We expect, too, to identify new properties that must exist but could not have been found by previous methods. Just as our innate immune system can recognize likely pathogenic sequences based on local sequence properties, so too should a language model. This is exactly what we find with modern language models.
Visualization of Guanosine 5'-monophosphate oxidoreductases (GMP reductases) across the tree of life. PoET embeddings of GMP reductase sequences from UniProt were dimensionality reduced with UMAP and are shown colored by taxonomic group. Language models detect sequence features that distinguish proteins from different evolutionary origins.
From this vantage, engineering proteins mirrors our everyday interactions with language: generating and editing sequences of amino acids, just as we would sentences. Just as we can generate text about a subject and iteratively improve it, we can design novel protein sequences that are natural to an organism or for a function. For instance, increasing the stability of an enzyme at high temperatures, or optimizing binding to a set of molecules while avoiding binding to certain others. We can also translate between systems, just as with language. If we want to increase the expressibility of a human protein in yeast, we can generate sequences likely to be found in yeast conditioned on similarity to human proteins. Similarly, if we want to humanize an antibody developed in mice, we can generate framework regions conditioned on human antibody sequences.
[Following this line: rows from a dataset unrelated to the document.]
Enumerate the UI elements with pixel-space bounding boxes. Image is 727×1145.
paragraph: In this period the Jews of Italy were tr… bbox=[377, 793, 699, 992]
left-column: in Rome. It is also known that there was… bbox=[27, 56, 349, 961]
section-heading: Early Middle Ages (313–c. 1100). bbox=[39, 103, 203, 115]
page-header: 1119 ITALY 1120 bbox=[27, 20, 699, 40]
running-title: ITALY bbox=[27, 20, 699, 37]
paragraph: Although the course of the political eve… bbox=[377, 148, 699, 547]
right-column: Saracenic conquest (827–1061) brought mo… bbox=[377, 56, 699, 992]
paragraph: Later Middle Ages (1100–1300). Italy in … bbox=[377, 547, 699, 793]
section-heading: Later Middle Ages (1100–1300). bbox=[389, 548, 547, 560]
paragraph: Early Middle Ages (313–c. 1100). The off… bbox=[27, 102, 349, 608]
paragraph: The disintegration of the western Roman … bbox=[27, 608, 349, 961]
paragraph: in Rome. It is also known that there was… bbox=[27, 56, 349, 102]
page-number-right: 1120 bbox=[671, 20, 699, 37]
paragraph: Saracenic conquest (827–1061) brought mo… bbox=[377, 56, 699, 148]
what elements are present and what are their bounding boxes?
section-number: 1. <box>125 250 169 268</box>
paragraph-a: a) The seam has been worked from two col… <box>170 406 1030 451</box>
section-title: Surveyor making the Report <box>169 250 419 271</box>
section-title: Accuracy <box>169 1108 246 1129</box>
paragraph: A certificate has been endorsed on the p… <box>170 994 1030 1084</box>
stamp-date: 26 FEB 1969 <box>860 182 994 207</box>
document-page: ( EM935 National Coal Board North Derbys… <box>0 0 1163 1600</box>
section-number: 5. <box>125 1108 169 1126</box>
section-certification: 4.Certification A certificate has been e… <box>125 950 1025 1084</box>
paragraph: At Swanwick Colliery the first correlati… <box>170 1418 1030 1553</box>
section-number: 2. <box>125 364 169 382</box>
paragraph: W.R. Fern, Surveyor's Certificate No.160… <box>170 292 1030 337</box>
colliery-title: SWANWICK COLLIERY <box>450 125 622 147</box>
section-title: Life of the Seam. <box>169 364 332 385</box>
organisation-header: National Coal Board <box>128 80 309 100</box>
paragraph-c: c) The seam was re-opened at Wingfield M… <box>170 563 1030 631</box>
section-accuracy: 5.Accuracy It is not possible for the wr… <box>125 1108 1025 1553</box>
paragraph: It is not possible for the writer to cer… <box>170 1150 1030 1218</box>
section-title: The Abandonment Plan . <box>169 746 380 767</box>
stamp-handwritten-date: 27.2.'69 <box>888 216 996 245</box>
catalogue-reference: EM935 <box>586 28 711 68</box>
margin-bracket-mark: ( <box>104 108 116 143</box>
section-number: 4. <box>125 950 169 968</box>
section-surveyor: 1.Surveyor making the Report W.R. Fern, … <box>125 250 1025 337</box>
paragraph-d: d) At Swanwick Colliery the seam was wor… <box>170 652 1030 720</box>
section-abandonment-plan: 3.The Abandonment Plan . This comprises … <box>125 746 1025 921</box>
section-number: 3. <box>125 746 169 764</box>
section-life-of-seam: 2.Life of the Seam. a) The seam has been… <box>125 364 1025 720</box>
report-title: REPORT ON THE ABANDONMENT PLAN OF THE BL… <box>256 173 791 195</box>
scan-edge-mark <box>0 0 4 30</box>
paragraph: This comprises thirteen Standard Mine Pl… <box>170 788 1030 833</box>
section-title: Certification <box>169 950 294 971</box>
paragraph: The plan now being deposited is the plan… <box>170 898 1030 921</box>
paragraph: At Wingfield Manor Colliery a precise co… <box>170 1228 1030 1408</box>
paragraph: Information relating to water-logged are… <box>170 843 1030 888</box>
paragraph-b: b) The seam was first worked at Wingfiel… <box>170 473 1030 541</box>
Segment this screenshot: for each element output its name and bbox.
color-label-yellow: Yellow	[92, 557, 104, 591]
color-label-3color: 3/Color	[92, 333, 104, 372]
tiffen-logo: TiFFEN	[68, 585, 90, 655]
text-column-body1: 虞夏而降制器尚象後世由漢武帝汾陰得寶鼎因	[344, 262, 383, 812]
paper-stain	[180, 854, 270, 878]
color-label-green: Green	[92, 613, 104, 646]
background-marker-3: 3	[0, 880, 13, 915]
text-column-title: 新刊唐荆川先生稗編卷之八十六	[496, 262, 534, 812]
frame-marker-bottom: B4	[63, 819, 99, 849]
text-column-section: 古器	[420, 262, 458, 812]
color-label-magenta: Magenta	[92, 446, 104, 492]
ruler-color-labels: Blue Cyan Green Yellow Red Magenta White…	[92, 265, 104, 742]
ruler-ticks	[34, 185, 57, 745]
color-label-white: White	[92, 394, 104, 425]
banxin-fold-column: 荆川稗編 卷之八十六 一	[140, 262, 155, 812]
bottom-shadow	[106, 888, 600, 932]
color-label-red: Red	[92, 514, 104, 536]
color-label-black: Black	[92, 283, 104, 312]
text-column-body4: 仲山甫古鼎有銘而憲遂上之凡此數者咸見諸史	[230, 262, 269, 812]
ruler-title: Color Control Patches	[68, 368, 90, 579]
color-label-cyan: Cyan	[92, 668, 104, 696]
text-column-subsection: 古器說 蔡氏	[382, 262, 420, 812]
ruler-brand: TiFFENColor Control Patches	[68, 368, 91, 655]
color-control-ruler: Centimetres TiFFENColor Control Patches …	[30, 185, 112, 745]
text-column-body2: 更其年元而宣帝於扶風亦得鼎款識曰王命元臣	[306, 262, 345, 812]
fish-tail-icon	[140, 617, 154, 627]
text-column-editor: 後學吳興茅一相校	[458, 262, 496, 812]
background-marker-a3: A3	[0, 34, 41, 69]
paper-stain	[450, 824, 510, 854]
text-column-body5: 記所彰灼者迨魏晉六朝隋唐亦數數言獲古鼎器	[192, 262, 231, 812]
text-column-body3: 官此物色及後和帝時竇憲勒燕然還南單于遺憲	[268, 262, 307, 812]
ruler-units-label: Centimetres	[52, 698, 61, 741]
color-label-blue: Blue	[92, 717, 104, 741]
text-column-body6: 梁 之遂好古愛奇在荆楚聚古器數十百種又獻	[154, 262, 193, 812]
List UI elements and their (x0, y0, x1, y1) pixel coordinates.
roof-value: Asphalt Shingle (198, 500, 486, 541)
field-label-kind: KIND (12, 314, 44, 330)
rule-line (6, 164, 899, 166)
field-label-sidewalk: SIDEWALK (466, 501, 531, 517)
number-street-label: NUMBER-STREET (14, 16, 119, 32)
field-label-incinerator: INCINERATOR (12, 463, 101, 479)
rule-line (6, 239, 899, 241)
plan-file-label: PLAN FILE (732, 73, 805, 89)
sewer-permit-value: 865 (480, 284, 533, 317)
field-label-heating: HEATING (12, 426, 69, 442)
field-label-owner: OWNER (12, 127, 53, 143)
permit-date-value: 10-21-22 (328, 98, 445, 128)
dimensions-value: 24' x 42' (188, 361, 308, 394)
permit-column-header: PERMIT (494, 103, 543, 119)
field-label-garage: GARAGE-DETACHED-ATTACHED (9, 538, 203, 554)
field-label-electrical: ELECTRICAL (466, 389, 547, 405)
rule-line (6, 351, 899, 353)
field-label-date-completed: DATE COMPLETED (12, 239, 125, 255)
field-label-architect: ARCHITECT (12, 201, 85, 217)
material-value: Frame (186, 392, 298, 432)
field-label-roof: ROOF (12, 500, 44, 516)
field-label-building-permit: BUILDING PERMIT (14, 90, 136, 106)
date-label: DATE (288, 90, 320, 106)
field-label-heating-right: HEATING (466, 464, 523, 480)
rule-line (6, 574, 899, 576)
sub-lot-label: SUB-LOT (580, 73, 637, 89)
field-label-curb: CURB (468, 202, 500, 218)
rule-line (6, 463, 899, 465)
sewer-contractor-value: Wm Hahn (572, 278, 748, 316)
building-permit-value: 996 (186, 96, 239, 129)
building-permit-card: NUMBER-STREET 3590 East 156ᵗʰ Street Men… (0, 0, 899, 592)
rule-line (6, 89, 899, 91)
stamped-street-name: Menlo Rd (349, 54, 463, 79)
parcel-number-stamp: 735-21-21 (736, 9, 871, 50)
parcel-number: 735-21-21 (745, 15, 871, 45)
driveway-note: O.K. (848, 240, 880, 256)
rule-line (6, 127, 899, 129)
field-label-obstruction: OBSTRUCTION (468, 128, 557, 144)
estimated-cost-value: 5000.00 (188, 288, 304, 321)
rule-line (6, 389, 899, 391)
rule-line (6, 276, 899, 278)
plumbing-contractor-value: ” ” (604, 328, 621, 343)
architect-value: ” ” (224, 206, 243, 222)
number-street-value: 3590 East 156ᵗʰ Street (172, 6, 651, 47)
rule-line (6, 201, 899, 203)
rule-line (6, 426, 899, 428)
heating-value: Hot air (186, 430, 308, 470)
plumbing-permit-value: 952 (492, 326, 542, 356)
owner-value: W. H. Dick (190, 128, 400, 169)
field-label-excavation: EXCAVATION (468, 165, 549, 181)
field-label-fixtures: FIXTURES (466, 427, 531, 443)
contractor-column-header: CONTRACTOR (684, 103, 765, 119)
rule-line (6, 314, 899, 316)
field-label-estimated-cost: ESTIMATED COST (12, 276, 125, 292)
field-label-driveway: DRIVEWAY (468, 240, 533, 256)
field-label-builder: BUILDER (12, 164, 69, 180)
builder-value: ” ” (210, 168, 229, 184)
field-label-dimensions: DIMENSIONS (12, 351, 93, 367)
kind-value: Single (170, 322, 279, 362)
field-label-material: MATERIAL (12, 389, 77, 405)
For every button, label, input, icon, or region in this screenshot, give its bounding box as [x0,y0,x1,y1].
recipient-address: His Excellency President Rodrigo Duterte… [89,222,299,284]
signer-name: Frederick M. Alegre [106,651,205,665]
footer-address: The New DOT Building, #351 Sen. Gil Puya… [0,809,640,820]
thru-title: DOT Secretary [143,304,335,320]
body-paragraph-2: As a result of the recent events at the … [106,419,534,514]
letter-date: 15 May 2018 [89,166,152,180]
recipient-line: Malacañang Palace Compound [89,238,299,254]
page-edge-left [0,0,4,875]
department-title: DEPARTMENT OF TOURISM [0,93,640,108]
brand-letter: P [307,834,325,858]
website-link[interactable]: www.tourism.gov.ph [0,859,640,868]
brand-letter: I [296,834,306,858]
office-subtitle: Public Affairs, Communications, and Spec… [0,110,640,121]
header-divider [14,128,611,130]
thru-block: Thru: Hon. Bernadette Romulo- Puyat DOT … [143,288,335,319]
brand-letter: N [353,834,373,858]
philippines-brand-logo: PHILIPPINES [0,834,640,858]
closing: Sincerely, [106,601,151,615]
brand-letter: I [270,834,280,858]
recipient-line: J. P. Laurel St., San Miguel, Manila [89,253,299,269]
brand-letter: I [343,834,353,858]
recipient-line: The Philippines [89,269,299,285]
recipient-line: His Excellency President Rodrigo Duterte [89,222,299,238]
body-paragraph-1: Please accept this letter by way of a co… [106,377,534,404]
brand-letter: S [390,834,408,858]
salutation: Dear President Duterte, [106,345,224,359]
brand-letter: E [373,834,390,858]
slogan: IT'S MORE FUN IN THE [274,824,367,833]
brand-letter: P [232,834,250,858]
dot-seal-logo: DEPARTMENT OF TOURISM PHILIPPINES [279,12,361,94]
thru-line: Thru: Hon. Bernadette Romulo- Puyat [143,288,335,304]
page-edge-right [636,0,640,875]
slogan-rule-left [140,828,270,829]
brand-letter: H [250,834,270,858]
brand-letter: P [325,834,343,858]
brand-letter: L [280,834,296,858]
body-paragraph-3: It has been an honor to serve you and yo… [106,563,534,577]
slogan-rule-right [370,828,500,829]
At OpenProtein.AI, we’ve been developing protein language models that capture these complex statistical patterns in new ways, enabling us to push the envelope of structure and function prediction and protein design. In upcoming posts, we will discuss in greater detail how OpenProtein.AI’s language models relate to previous computational tools in protein design such as HMMs, Statistical Coupling Analysis and more, as well as how we can exploit their power to design new ways of optimizing proteins better than a scientist or a computer alone.